"Drill, Baby, Drill?" That's What Got Us Into This Oily Mess

"Drill, baby, drill" isn't working out so well for America.

As I write this on Friday in Washington, BP workers are lowering a 100-ton box into 5,000 feet of water, desperately attempting to cap a catastrophic oil leak in the Gulf of Mexico.

"Leak" isn't really a good word for what's happening, though. More like a deluge: over 200,000 gallons a day have been poisoning the Gulf since April 20, killing wildlife, threatening the economy, and jeopardizing the livelihoods of countless fishermen and tourism industry workers. The "cures" - chemical dispersant and controlled burning - are arguably as harmful as the malady. This, of course, is on top of the 11 workers who tragically lost their lives when the Deepwater Horizon oil rig exploded, unleashing one of our country's worst oil spills since Exxon Valdez in 1989.

BP has made it clear that the cap attempt, untested in deep water, is not a cure-all - and could be a failure.

Talk about managing expectations!

Untested? Failure? This is not how Americans should have to think about their economic and energy security. Watching this saga unfold - while its costs add up, ever higher - it seems unbelievable to me that any elected leader would fight attempts to fast-track sourcing of clean, renewable energy on a large, ambitious scale.

It's not that Americans don't want clean energy. In fact, over 80 percent of Americans say they would buy it, and there are currently a dozen offshore wind projects in various stages of development across the U.S. One such project, Cape Wind, was approved last Wednesday by Interior Secretary Ken Salazar - a huge victory for supporters of renewable energy adoption.

Cape Wind is groundbreaking. It will be the first offshore wind farm in North America, launching the United States into the renewable big leagues (much of Europe has embraced on- and offshore wind, and China is nearing completion of its first offshore project). Cape Wind will comprise 130 turbines that will generate enough clean energy to power 150,000 homes in Massachusetts. What an incredible visual representation of America's clean energy future!

Unfortunately, not everyone thinks so. Wealthy property owners spent $2 million on lobbyists to fight the wind farm's approval, arguing it would harm wildlife and destroy the pristine views from their vacation homes near Nantucket Sound. Nearly a decade passed as the complaints piled up, wasting valuable time.

When we most needed strong, progressive leadership, the late Sen. Edward Kennedy - and his nephew, noted eco-activist Robert F. Kennedy Jr. - disappointingly joined the anti-Cape Wind chorus. Why? The Kennedy family's compound overlooks the historic sound, and they felt the turbines would be an eyesore.

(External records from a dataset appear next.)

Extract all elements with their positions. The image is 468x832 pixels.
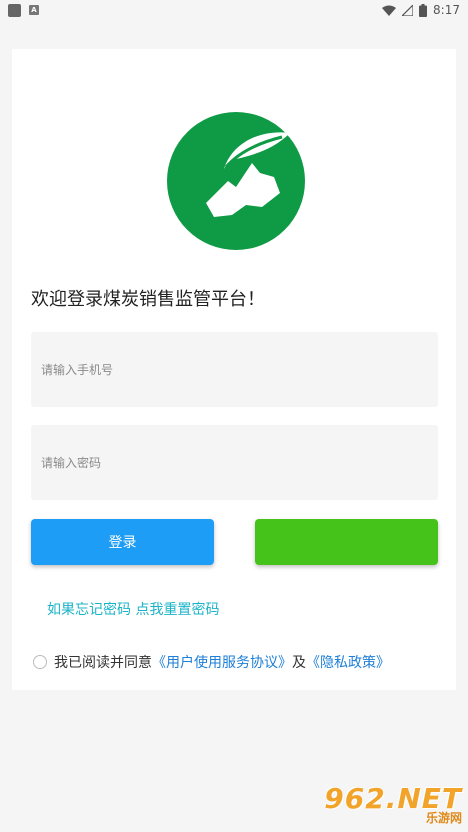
agreement-row: 我已阅读并同意 《用户使用服务协议》 及 《隐私政策》 — [33, 652, 390, 672]
green-action-button[interactable] — [255, 519, 438, 565]
watermark-bottom-text: 乐游网 — [425, 811, 462, 825]
watermark-logo: 962.NET 乐游网 — [322, 782, 462, 830]
phone-field[interactable] — [31, 332, 438, 407]
status-time: 8:17 — [433, 3, 460, 17]
agreement-text: 我已阅读并同意 — [54, 655, 152, 671]
agreement-checkbox[interactable] — [33, 655, 47, 669]
status-left: A — [8, 3, 39, 17]
status-right: 8:17 — [382, 3, 460, 17]
wifi-icon — [382, 5, 397, 16]
battery-icon — [419, 3, 428, 17]
agreement-and: 及 — [292, 655, 306, 671]
terms-link[interactable]: 《用户使用服务协议》 — [152, 652, 292, 672]
login-button[interactable]: 登录 — [31, 519, 214, 565]
mountain-leaf-logo-icon — [167, 112, 305, 250]
app-notification-icon — [8, 3, 21, 17]
password-input[interactable] — [41, 425, 438, 500]
phone-input[interactable] — [41, 332, 438, 407]
privacy-link[interactable]: 《隐私政策》 — [306, 652, 390, 672]
login-card: 欢迎登录煤炭销售监管平台！ 登录 如果忘记密码 点我重置密码 我已阅读并同意 《… — [12, 49, 456, 690]
letter-notification-icon: A — [29, 5, 39, 15]
reset-password-link[interactable]: 点我重置密码 — [135, 602, 219, 618]
status-bar: A 8:17 — [0, 0, 468, 20]
signal-icon — [402, 4, 414, 16]
forgot-password-row: 如果忘记密码 点我重置密码 — [47, 599, 219, 619]
password-field[interactable] — [31, 425, 438, 500]
forgot-password-prefix[interactable]: 如果忘记密码 — [47, 602, 131, 618]
welcome-title: 欢迎登录煤炭销售监管平台！ — [31, 289, 265, 310]
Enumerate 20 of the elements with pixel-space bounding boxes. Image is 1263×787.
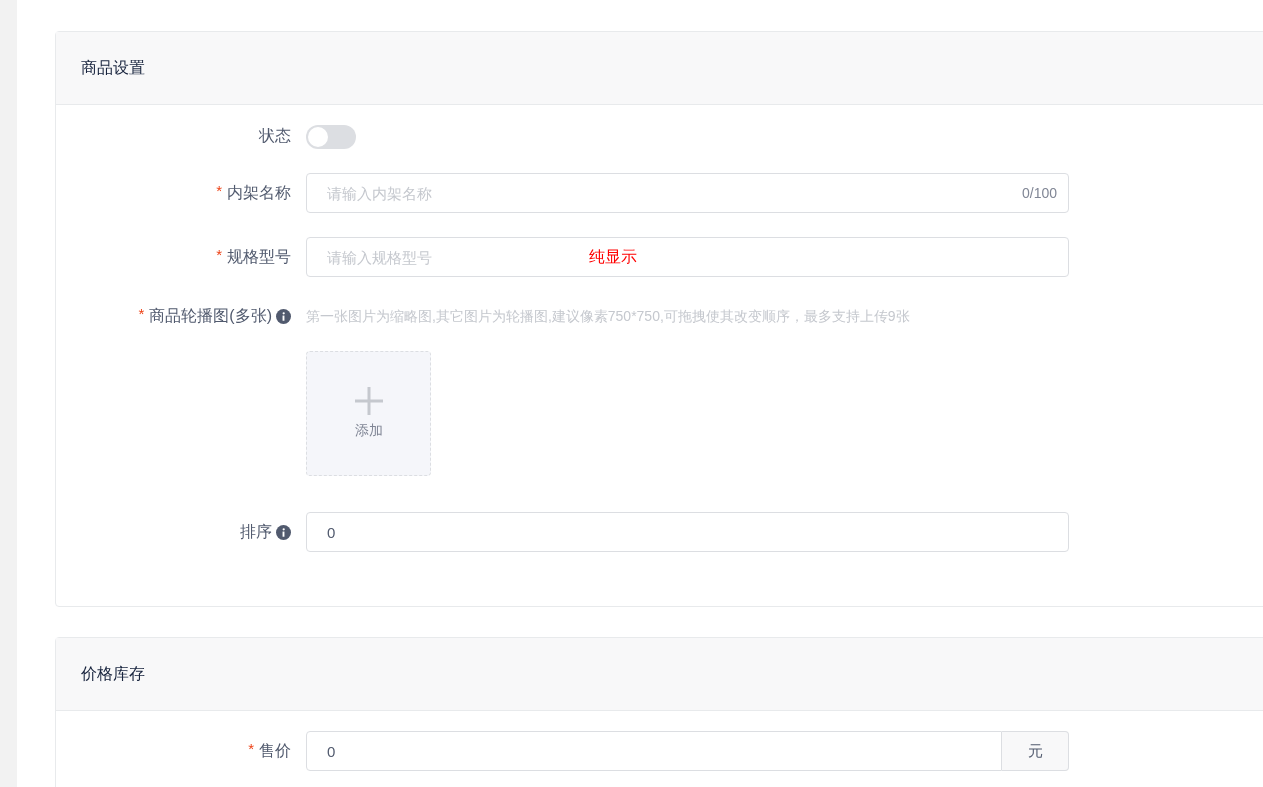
plus-icon	[353, 386, 384, 416]
unit-addon: 元	[1002, 731, 1069, 771]
field-label: 售价	[259, 741, 291, 761]
field-label: 商品轮播图(多张)	[149, 306, 272, 326]
section-title: 价格库存	[81, 664, 145, 684]
required-asterisk: *	[138, 303, 145, 324]
field-label: 内架名称	[227, 183, 291, 203]
text-input[interactable]: 0	[306, 731, 1002, 771]
required-asterisk: *	[216, 180, 222, 201]
field-label: 状态	[259, 126, 291, 146]
status-toggle[interactable]	[306, 125, 356, 149]
add-image-button[interactable]: 添加	[306, 351, 431, 476]
text-input[interactable]: 0	[306, 512, 1069, 552]
required-asterisk: *	[248, 738, 254, 759]
section-title: 商品设置	[81, 58, 145, 78]
field-label: 规格型号	[227, 247, 291, 267]
character-counter: 0/100	[1021, 184, 1057, 203]
field-label: 排序	[240, 522, 272, 542]
annotation-text: 纯显示	[589, 247, 637, 267]
required-asterisk: *	[216, 244, 222, 265]
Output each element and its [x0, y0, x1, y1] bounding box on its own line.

I don't know about you, but I think a spreading slick of oil -- so big it's visible from space - is the real eyesore. As for wildlife, the BP disaster is doing documented, irreversible harm. It took nine years for Cape Wind's approval, during which time the number of new offshore drilling permits tripled. And if you think gasoline is expensive now, consider that no matter how much oil we pull up from American land and water, we will never be able to replenish that oil once it's gone. How much longer can America afford this reluctance to embrace renewable energy on a mass scale?

Quoted in the Washington Post shortly after Cape Wind's approval, the project's CEO, Jim Gordon, was quick to bring up the BP oil fiasco:

"It gives the nation pause to reflect on, really, what are our energy choices, and how are we going to live with them? ... Every energy project has some impact. This was never about a choice between Cape Wind or nothing."

As Americans, we're lucky to have the choices that come with prosperity. It shouldn't take an epic man-made disaster like the BP oil spill to help us make the right ones.